Identity theft continues to be a major concern, especially for those who shop or do business online. In fact, identity theft hit a record high in 2017, with more than 16.7 million people affected, according to recently released statistics. As consumers have become savvier, and new security measures such as credit card chip technology are fighting back, identity theft thieves are shifting their focus online. By stealing passwords and personal information, they can open accounts, order products, access existing funds and create all sorts of havoc in a very short amount of time.

We’ve addressed email phishing scams and how to outsmart them, plus tips for keeping your family safe online, and are continuing in our effort to help you have the best experience online with even more tips here for avoiding the dangers of identity theft online.

Strengthen your passwords: It’s tempting to use the same password for a lot of your banking and shopping accounts, we know. But don’t do it! Passwords should contain a mixture of upper and lower case letters, as well as numbers and symbols for maximum security. The most important place to NOT re-use passwords is for any online banking or financial sites. Be sure to use unique ones for each site.

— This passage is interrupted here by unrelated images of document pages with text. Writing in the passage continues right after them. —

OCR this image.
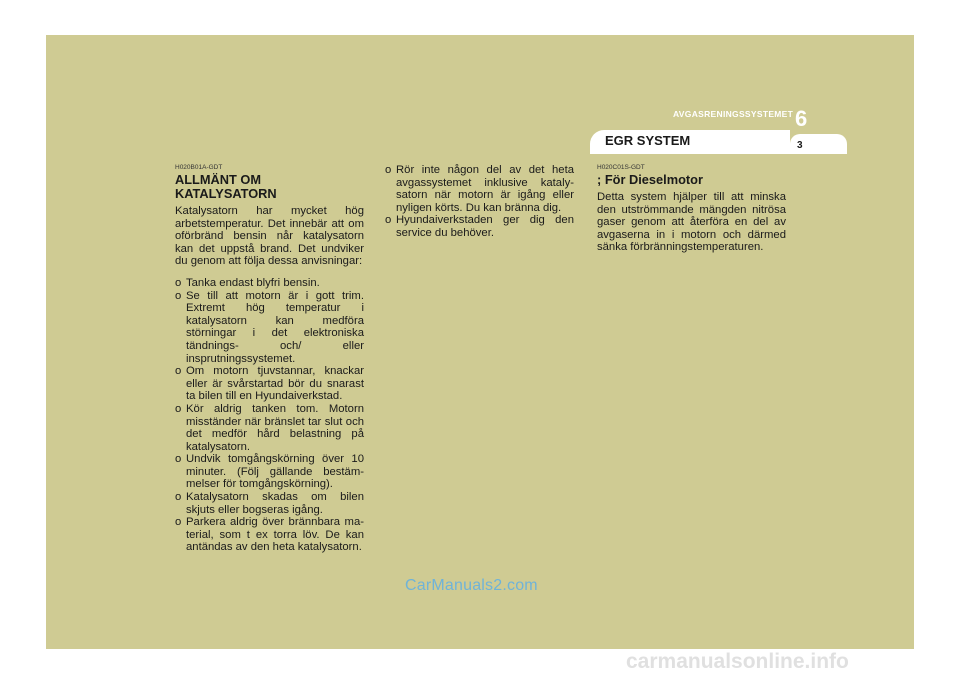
AVGASRENINGSSYSTEMET 6
EGR SYSTEM	3
H020B01A-GDT
ALLMÄNT OM KATALYSATORN

Katalysatorn har mycket hög arbetstemperatur. Det innebär att om oförbränd bensin når katalysatorn kan det uppstå brand. Det undviker du genom att följa dessa anvisningar:

o Tanka endast blyfri bensin.
o Se till att motorn är i gott trim. Extremt hög temperatur i katalysatorn kan medföra störningar i det elektroniska tändnings- och/ eller insprutningssystemet.
o Om motorn tjuvstannar, knackar eller är svårstartad bör du snarast ta bilen till en Hyundaiverkstad.
o Kör aldrig tanken tom. Motorn misständer när bränslet tar slut och det medför hård belastning på katalysatorn.
o Undvik tomgångskörning över 10 minuter. (Följ gällande bestäm- melser för tomgångskörning).
o Katalysatorn skadas om bilen skjuts eller bogseras igång.
o Parkera aldrig över brännbara ma- terial, som t ex torra löv. De kan antändas av den heta katalysatorn.
o Rör inte någon del av det heta avgassystemet inklusive kataly- satorn när motorn är igång eller nyligen körts. Du kan bränna dig.
o Hyundaiverkstaden ger dig den service du behöver.
H020C01S-GDT
; För Dieselmotor

Detta system hjälper till att minska den utströmmande mängden nitrösa gaser genom att återföra en del av avgaserna in i motorn och därmed sänka förbränningstemperaturen.

CarManuals2.com
carmanualsonline.info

If the thought of remembering all those different passwords gets overwhelming, we recommend looking into using a reputable password management service like LastPass to help you keep track of all your passwords and support your security online.

Be careful with public Wi-Fi: Next time you’re passing time on your laptop at Starbucks or McDonalds, remember that hackers can monitor your information if you are using a free and open system. Keep your activities to writing letters, scrolling through social media or answering emails, and save the shopping and banking for later when you are on a secure internet connection.

Protect your phone, too: Malware and hacking isn’t just on computers – it can happen on smart phones, too. Now that people are shopping and doing their banking more on their phones, they put you at risk too. Treat your mobile devices like your computer and secure them with passwords and security software as well.

Say “yes” to alerts: When your bank or credit card company asks if you would like an alert (such as a text or email) sent to you for charges that exceed a certain dollar amount – say yes! If you are hacked, the quicker you know and the quicker you react can save a lot of time, money and hassle.

Use two-factor authentication: Banks, credit card companies, retirement accounts, and other online financial sites have been offering two-factor identification (where you log in, then are sent a text or email with a verification code as a second layer of security) for a few years. Now, many online merchants are doing the same, but you must opt in. While it may seem like an extra step, it’s a great extra layer of security, and takes much less time than it will take if your identity and accounts are hacked.

Don’t save your credit card information on shopping sites: Even if you are a loyal customer and always shop on certain sites, if they are the victim of a hacker in the future, your information will be there for the taking. Always click the “no” box when asked if you want to store your credit card information.

The key to protecting yourself from identity theft both online and off is to always be on guard. Hackers are savvy, but you can be too. Stay vigilant. Follow the guidelines we’ve provided here, and above all, if you feel that a website is asking for too much information online, they probably are.